The sixth edition of the Young Promises of Aragonese Cuisine ‘Rubén Ríos’ Contest will take place at the CPIFP San Lorenzo in Huesca, bringing together six teams of young culinary talents. This event, organized by the Association of Chefs of Aragon, aims to highlight future chefs and promote products from Alimentos de Aragón.
Contest Details and Participants
The contest will be held on Friday, January 30, from 10:00 AM to 1:30 PM, with the award ceremony at 1:00 PM. Six teams, consisting of five pairs and one individual participant, will compete in this edition. The participants, all students from Aragonese hospitality schools, must be under 25 years old and currently enrolled for the 2025-2026 academic year.

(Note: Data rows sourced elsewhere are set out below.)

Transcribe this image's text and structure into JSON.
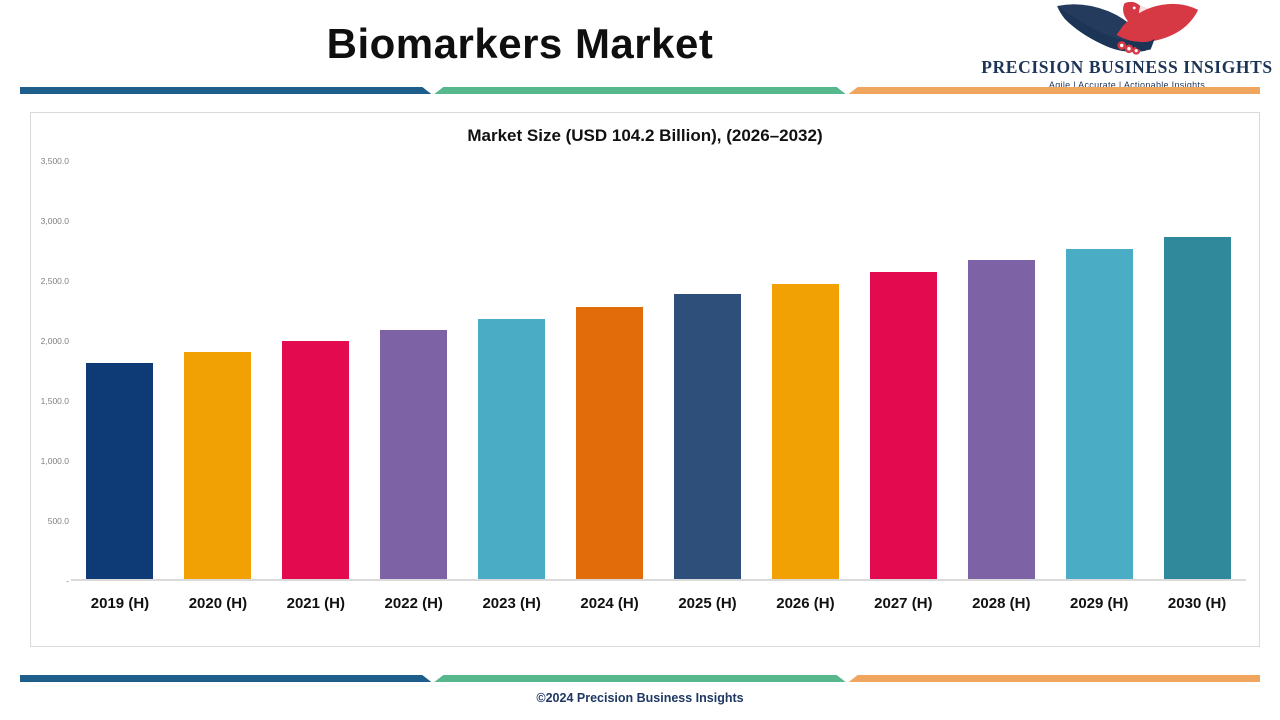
{
  "header": {
    "title": "Biomarkers Market",
    "logo": {
      "icon": "eagle-icon",
      "name": "PRECISION BUSINESS INSIGHTS",
      "tagline": "Agile | Accurate | Actionable Insights"
    }
  },
  "chart": {
    "title": "Market Size (USD 104.2 Billion), (2026–2032)"
  },
  "chart_data": {
    "type": "bar",
    "title": "Market Size (USD 104.2 Billion), (2026–2032)",
    "categories": [
      "2019 (H)",
      "2020 (H)",
      "2021 (H)",
      "2022 (H)",
      "2023 (H)",
      "2024 (H)",
      "2025 (H)",
      "2026 (H)",
      "2027 (H)",
      "2028 (H)",
      "2029 (H)",
      "2030 (H)"
    ],
    "values": [
      1800,
      1890,
      1980,
      2075,
      2170,
      2270,
      2375,
      2460,
      2560,
      2660,
      2750,
      2850
    ],
    "bar_colors": [
      "#0e3a76",
      "#f2a104",
      "#e40a50",
      "#7d63a5",
      "#4bacc6",
      "#e26b0a",
      "#2f4f7b",
      "#f2a104",
      "#e40a50",
      "#7d63a5",
      "#4bacc6",
      "#30899b"
    ],
    "xlabel": "",
    "ylabel": "",
    "ylim": [
      0,
      3500
    ],
    "y_ticks": [
      "3,500.0",
      "3,000.0",
      "2,500.0",
      "2,000.0",
      "1,500.0",
      "1,000.0",
      "500.0",
      "-"
    ],
    "y_tick_values": [
      3500,
      3000,
      2500,
      2000,
      1500,
      1000,
      500,
      0
    ],
    "grid": false,
    "legend": false
  },
  "footer": {
    "copyright": "©2024 Precision Business Insights"
  },
  "colors": {
    "divider_blue": "#1d5e8a",
    "divider_green": "#57b88e",
    "divider_orange": "#f0a55f",
    "logo_navy": "#1c3557",
    "logo_red": "#d63844"
  }
}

The finalist teams come from various institutions, including IES Miralbueno, the TOPI Hospitality School, and CPIFP San Lorenzo. Each team will present a main dish and a dessert, highlighting the use of local products as an essential part of their culinary proposals.
Requirements and Evaluation
Aspirants must incorporate at least three products from Alimentos de Aragón in their main dishes and two in their desserts. The technical jury will evaluate aspects such as hygiene, uniformity, and technique, while the tasting jury, composed of Beatriz Allúe, Gonzalo Gutiérrez, and Mónica Alejandra Benítez, will assess flavor, presentation, and knowledge of the ingredients.
The use of additional ingredients and knowledge about them will be positive factors in the final scoring. This approach aims not only to reward culinary creativity but also to encourage knowledge and use of local products.
Sponsorship and Prizes
The event is sponsored by Alimentos de Aragón and the Tourism Department of the Government of Aragon, along with the collaboration of companies such as Arroz Brazal, Aravén, and Carmencita. The finalists will receive diplomas and sponsor kits, and the winners will have the opportunity to compete in the finals of the Chefs of Aragon contest.
This contest is not only a platform for young talents to showcase their skills but also a boost for Aragonese gastronomy, promoting local products and innovation in the kitchen.